To be blunt, if he didn't actually cheat, I have to wonder if it's simply because these younger girls simply weren't into a 40 year old guy. I mean... that is weird. An older guy hanging out w/ a much younger crowd? The girls may have not been interested.
I don't know that this is marriage ending, but I sure as heck would NOT "give him a break". He needs to understand that hwat he did was wrong, and his having a double standard isn't something to gloss over.
if he's having some kind of midlife crisis, maybe he needs counseling for himself, and I would actually probably suggest that for both of them.
~Benjamin Franklin
DS dx with celiac disease 5/28/10
There seems to be a lot wrong here and no I wouldn't give him a break.
DId he come out to visit her at all?
He needed a three month break from work to just party?
Somethings fishy here?
How is he now ? Does he still want to hang out with these young friends? Does he email these people ?

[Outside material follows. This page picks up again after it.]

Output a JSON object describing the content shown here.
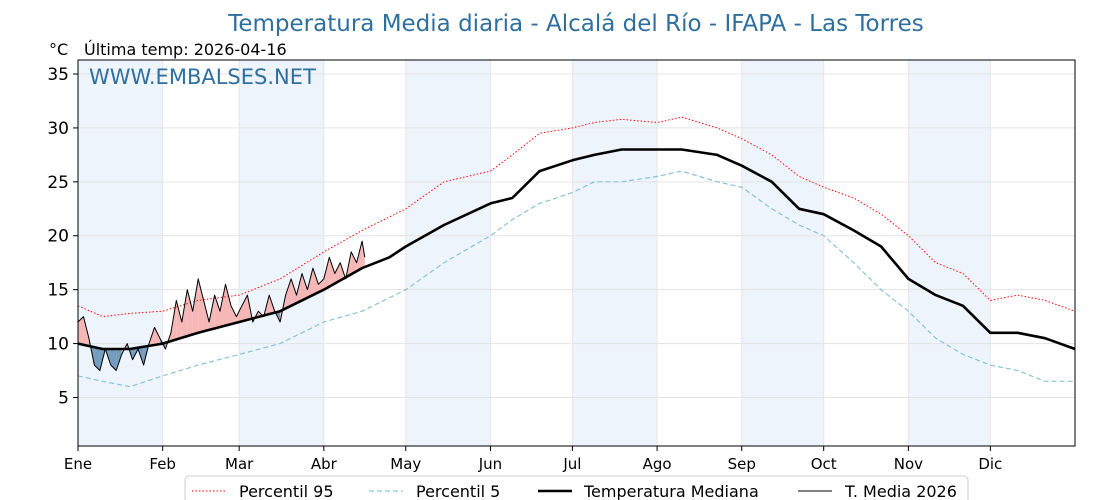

That's an important question I didn't think about. Was he only hanging out with and talking to these people when she wasn't around? If so, fishy.
I don't think that I would leave right away either. I would definitely be watching his behavior closely and watching for signs of cheating. I would insist on therapy, couples and individual (for him at least).
I can't imagine what could happen at work that I would need 3 months to recover. To me this suggests that he needs help.
BUT leaving for that long is never good for any relationship and I think what he was going through at his job made him really just relax and hang out all summer. I'm definitely not trying to justify his behavior but I don't know if it's worth throwing away your marriage for??
You certainly ARE making excuses for him. I can assure you there are plenty of couples that spend a lot of time apart for various reasons and their partners are NOT hanging out with people in a hot tub, taking pictures of it and saving them!
Lots of people also have stressful jobs...my H included...he isnt jumping into any hot tubs, or hanging out with 20 year olds. another non excuse!
If she cant get over it...she needs to go to counseling WITH him and if he refuses then id say its pretty much a lost cause for her.
I can't even imaging being in this situation. If our marriage got to the point where either one of us didn't want to bother to see the other for a few months, I think I'd be leaving him without going to the effort of looking through his computer.